We started with Archaeology, which included a mock-dig. There are several archaeological sites around St. Augustine, and some of the real artifacts found were at the museum. The children were able to touch and inspect each if they chose to do so. They learned the difference between ecofacts and artifacts. Then each child was assigned a box to work in (as would be the case in a field-grid). They were given the proper tools turned loose to dig. Afterwards, they collected their findings and brought them back to the laboratory to be inspected and documented. These reports came home with us for the History Notebooks!
Then, we were sent to see Professor Snickelsnort at the pioneer-children's schoolhouse. Here, the children learned how different school was long ago, (not when I was a kid, as Spunk asked). For example, in the early settlements, the only book they had to teach from was The Holy Bible, and The Lord's Prayer was recited daily by the children. They practiced the alphabet and spelling skills by using lacing boards. Boys and girls sat on separate sides of the schoolhouse (this was the most astonishing part to my kids), and teachers were usually retired military men. Field Trip participants each got to write with quills, then go out for some real hard work. They planted beans, pumped water, washed Granny's dress, and ground corn into flour.

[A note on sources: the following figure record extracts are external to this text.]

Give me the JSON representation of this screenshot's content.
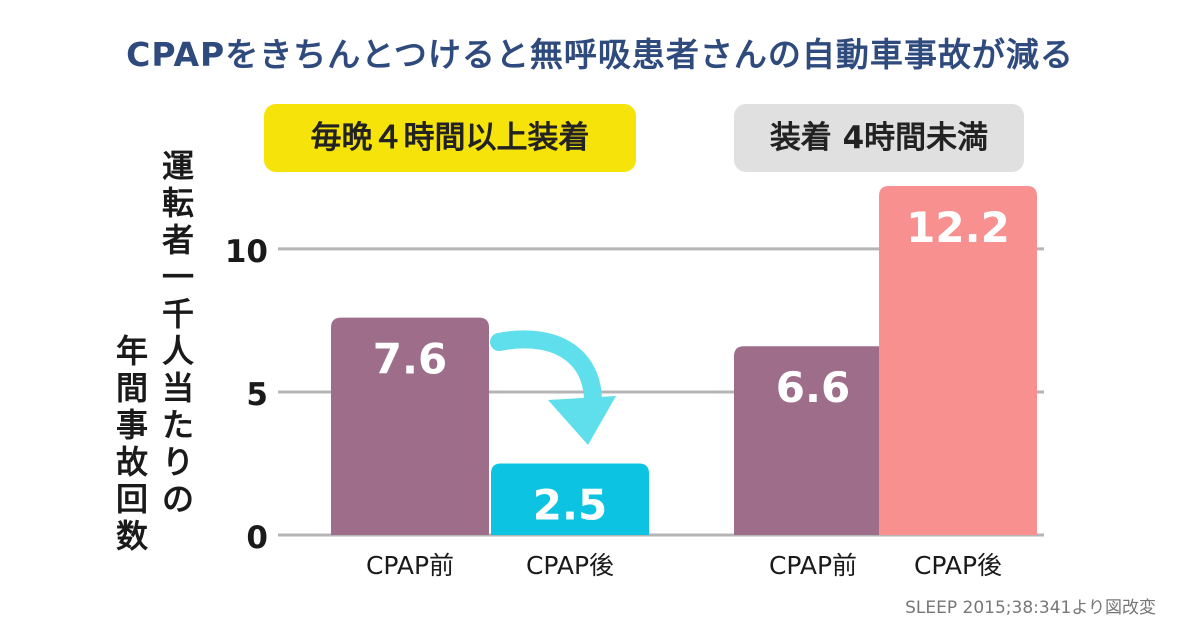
{
  "title": "CPAPをきちんとつけると無呼吸患者さんの自動車事故が減る",
  "source": "SLEEP 2015;38:341より図改変",
  "colors": {
    "title": "#2f4a7d",
    "before": "#9e6d89",
    "after_compliant": "#0cc3e2",
    "after_noncompliant": "#f99090",
    "arrow": "#5fdfec",
    "group1_label_bg": "#f6e30a",
    "group2_label_bg": "#e0e0e0",
    "grid": "#b5b5b5"
  },
  "chart_data": {
    "type": "bar",
    "ylabel": "運転者一千人当たりの年間事故回数",
    "ylabel_lines": [
      "運転者一千人当たりの",
      "年間事故回数"
    ],
    "ylim": [
      0,
      12.2
    ],
    "yticks": [
      0,
      5,
      10
    ],
    "grid": true,
    "groups": [
      {
        "label": "毎晩４時間以上装着",
        "bars": [
          {
            "category": "CPAP前",
            "value": 7.6,
            "value_label": "7.6",
            "color": "#9e6d89"
          },
          {
            "category": "CPAP後",
            "value": 2.5,
            "value_label": "2.5",
            "color": "#0cc3e2"
          }
        ]
      },
      {
        "label": "装着 4時間未満",
        "bars": [
          {
            "category": "CPAP前",
            "value": 6.6,
            "value_label": "6.6",
            "color": "#9e6d89"
          },
          {
            "category": "CPAP後",
            "value": 12.2,
            "value_label": "12.2",
            "color": "#f99090"
          }
        ]
      }
    ]
  }
}
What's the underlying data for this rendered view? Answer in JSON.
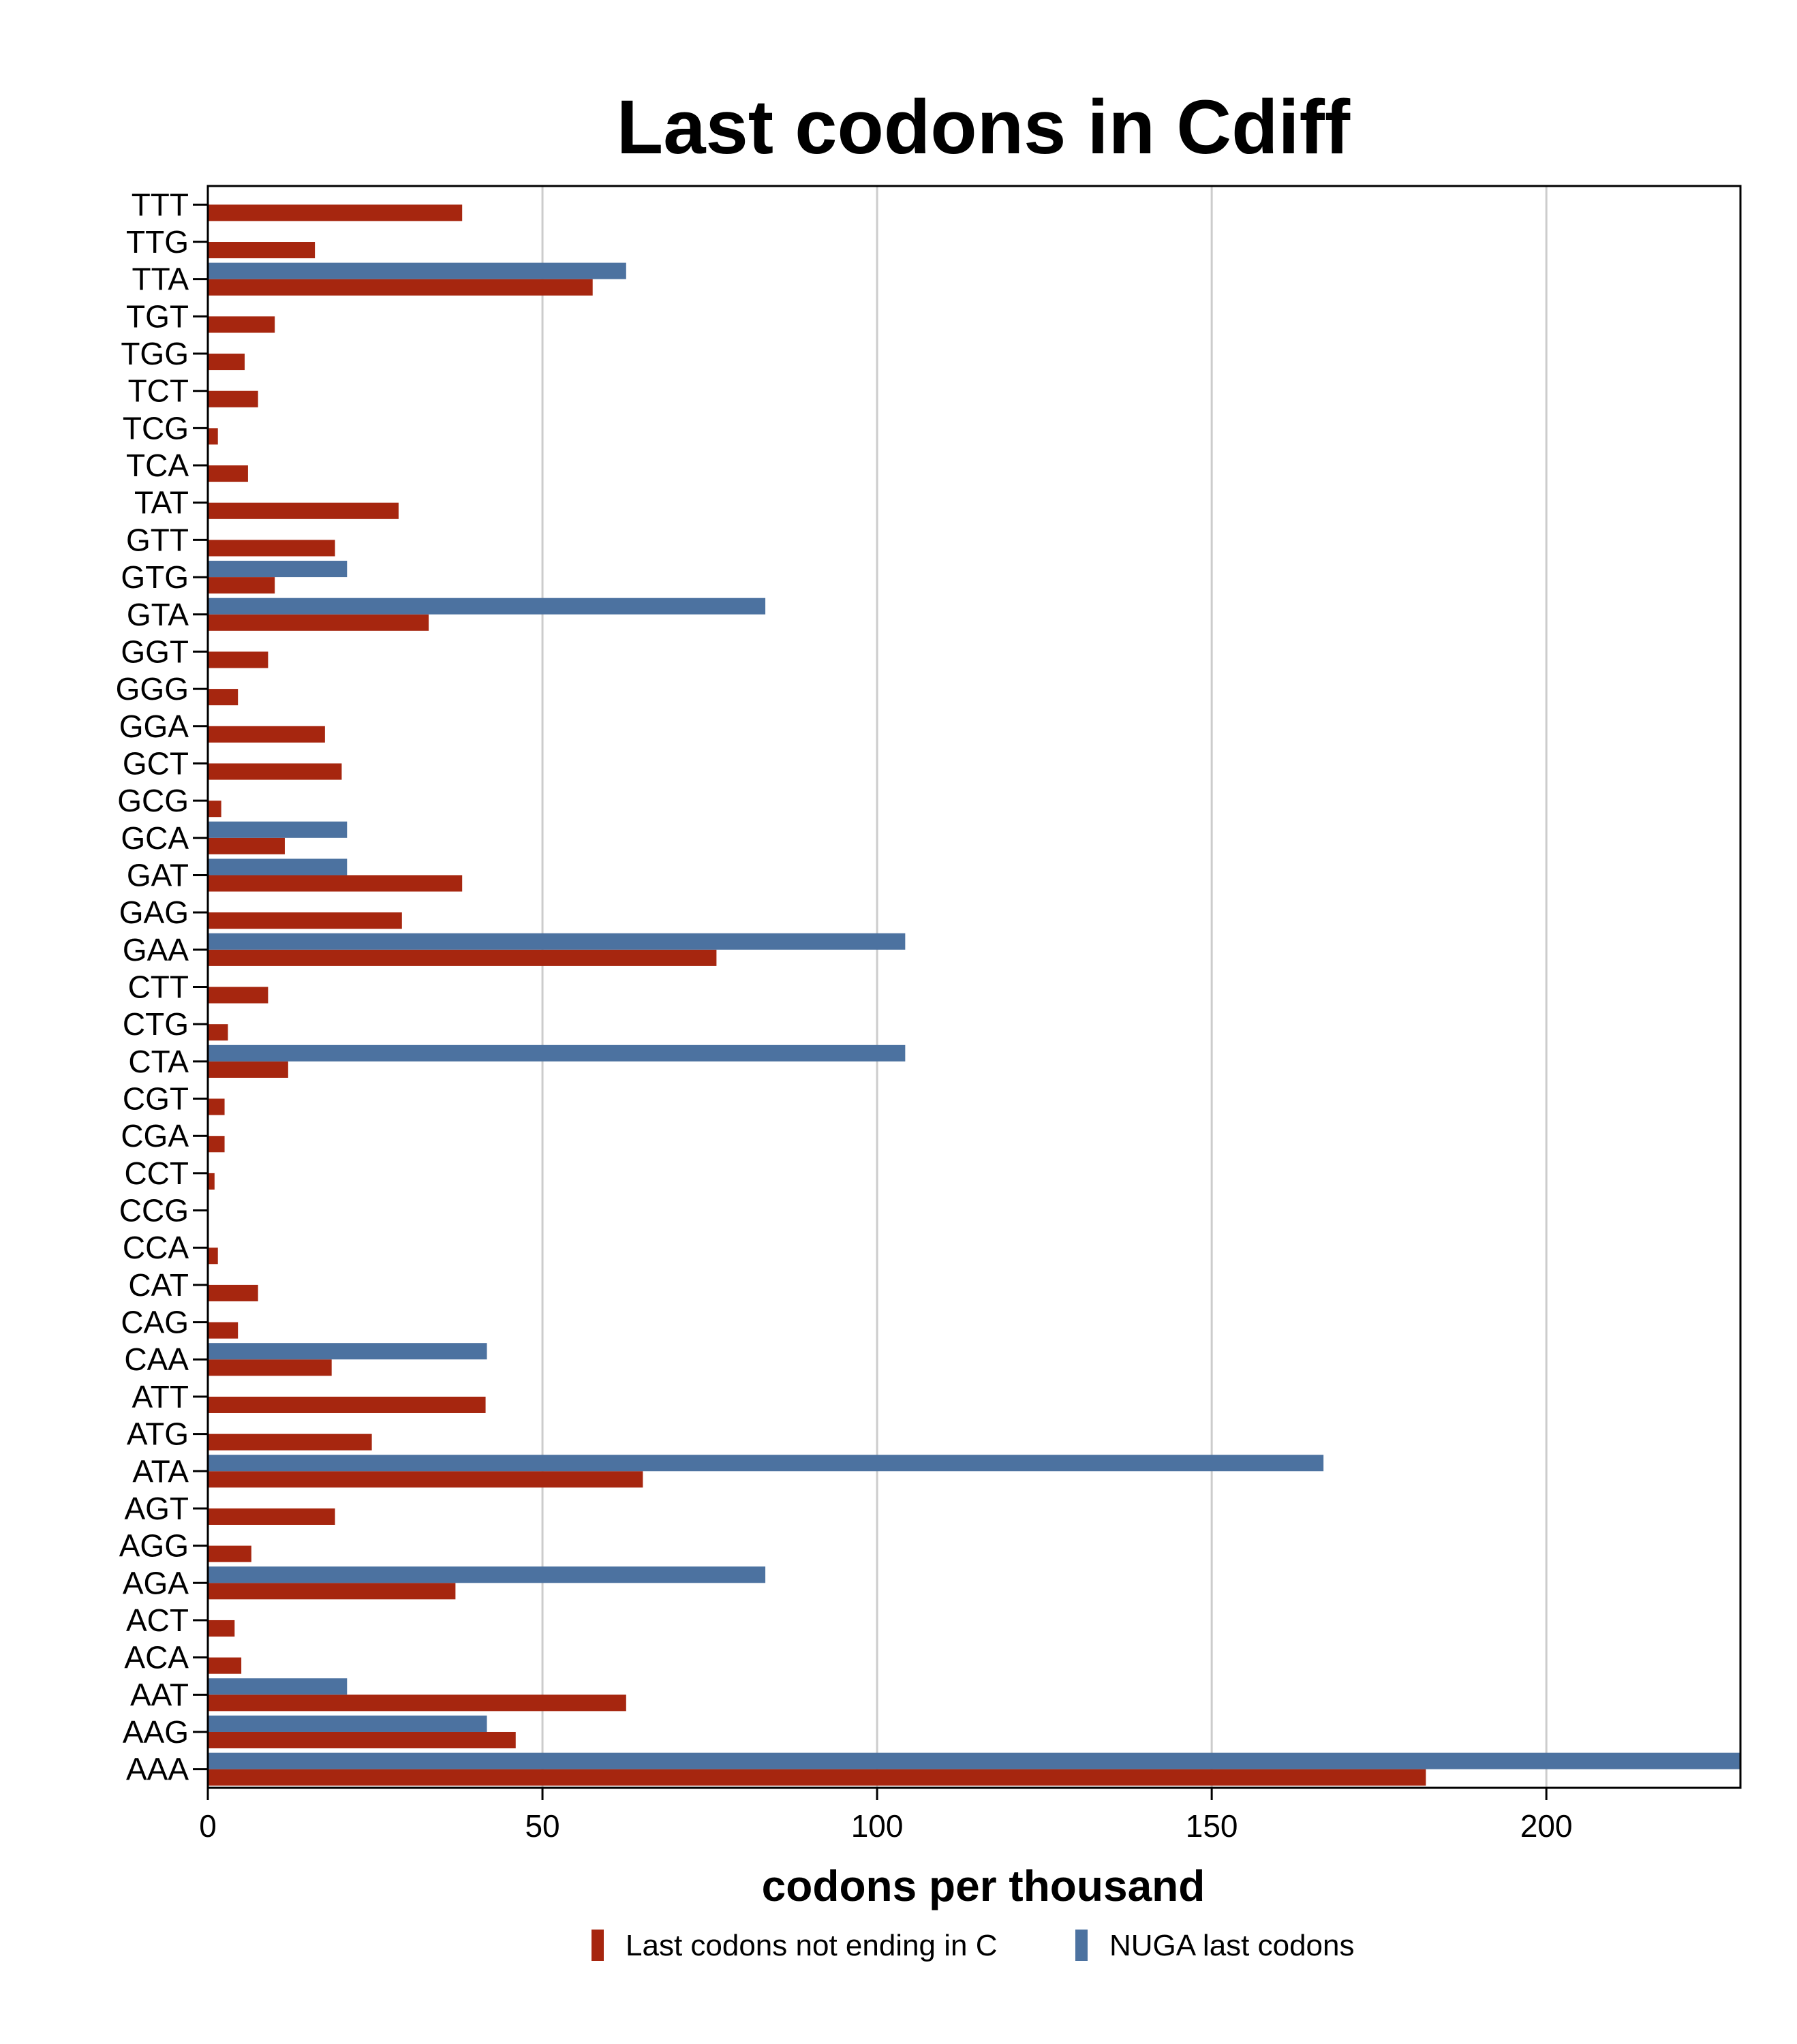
{
  "chart_data": {
    "type": "bar",
    "orientation": "horizontal",
    "title": "Last codons in Cdiff",
    "xlabel": "codons per thousand",
    "ylabel": "",
    "xlim": [
      0,
      229
    ],
    "xticks": [
      0,
      50,
      100,
      150,
      200
    ],
    "grid": true,
    "legend_position": "bottom",
    "categories": [
      "TTT",
      "TTG",
      "TTA",
      "TGT",
      "TGG",
      "TCT",
      "TCG",
      "TCA",
      "TAT",
      "GTT",
      "GTG",
      "GTA",
      "GGT",
      "GGG",
      "GGA",
      "GCT",
      "GCG",
      "GCA",
      "GAT",
      "GAG",
      "GAA",
      "CTT",
      "CTG",
      "CTA",
      "CGT",
      "CGA",
      "CCT",
      "CCG",
      "CCA",
      "CAT",
      "CAG",
      "CAA",
      "ATT",
      "ATG",
      "ATA",
      "AGT",
      "AGG",
      "AGA",
      "ACT",
      "ACA",
      "AAT",
      "AAG",
      "AAA"
    ],
    "series": [
      {
        "name": "Last codons not ending in C",
        "color": "#a6260f",
        "values": [
          38,
          16,
          57.5,
          10,
          5.5,
          7.5,
          1.5,
          6,
          28.5,
          19,
          10,
          33,
          9,
          4.5,
          17.5,
          20,
          2,
          11.5,
          38,
          29,
          76,
          9,
          3,
          12,
          2.5,
          2.5,
          1,
          0,
          1.5,
          7.5,
          4.5,
          18.5,
          41.5,
          24.5,
          65,
          19,
          6.5,
          37,
          4,
          5,
          62.5,
          46,
          182
        ]
      },
      {
        "name": "NUGA last codons",
        "color": "#4c72a0",
        "values": [
          0,
          0,
          62.5,
          0,
          0,
          0,
          0,
          0,
          0,
          0,
          20.8,
          83.3,
          0,
          0,
          0,
          0,
          0,
          20.8,
          20.8,
          0,
          104.2,
          0,
          0,
          104.2,
          0,
          0,
          0,
          0,
          0,
          0,
          0,
          41.7,
          0,
          0,
          166.7,
          0,
          0,
          83.3,
          0,
          0,
          20.8,
          41.7,
          229
        ]
      }
    ]
  }
}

This was my favorite station of the day!
Next, we went to the Spanish Settlement area of the park. Besides the brief history lesson, the kids spent some time inside of a Spanish house, think box. Basically, its four walls, with a cooking are in the center, and one door. Everyone lived, cooked, ate, slept, and used the potty in the one space! We learned some of the games that the kids played, like pick up sticks and ring toss. We also practiced grinding corn, weaving, drilling, and candle-dipping.
Last stop, learning about Florida's Native Timuquan Tribe. This was by far, my boys' favorite area of the day! They got tattooed and war-painted, then got their hands on some replicated Timuquan tools, including spears, clubs, and arrow-heads. Then they ran around the re-created outdoor space to play a game, work on hollowing out a log for a canoe, target practice, gardening, and again, grinding the corn.
If you're ever in the St. Augustine area, I highly recommend touring the Fort Menendez Florida Historical Museum. If you're local, think about the annual Home Schooler's Day! We had a blast!!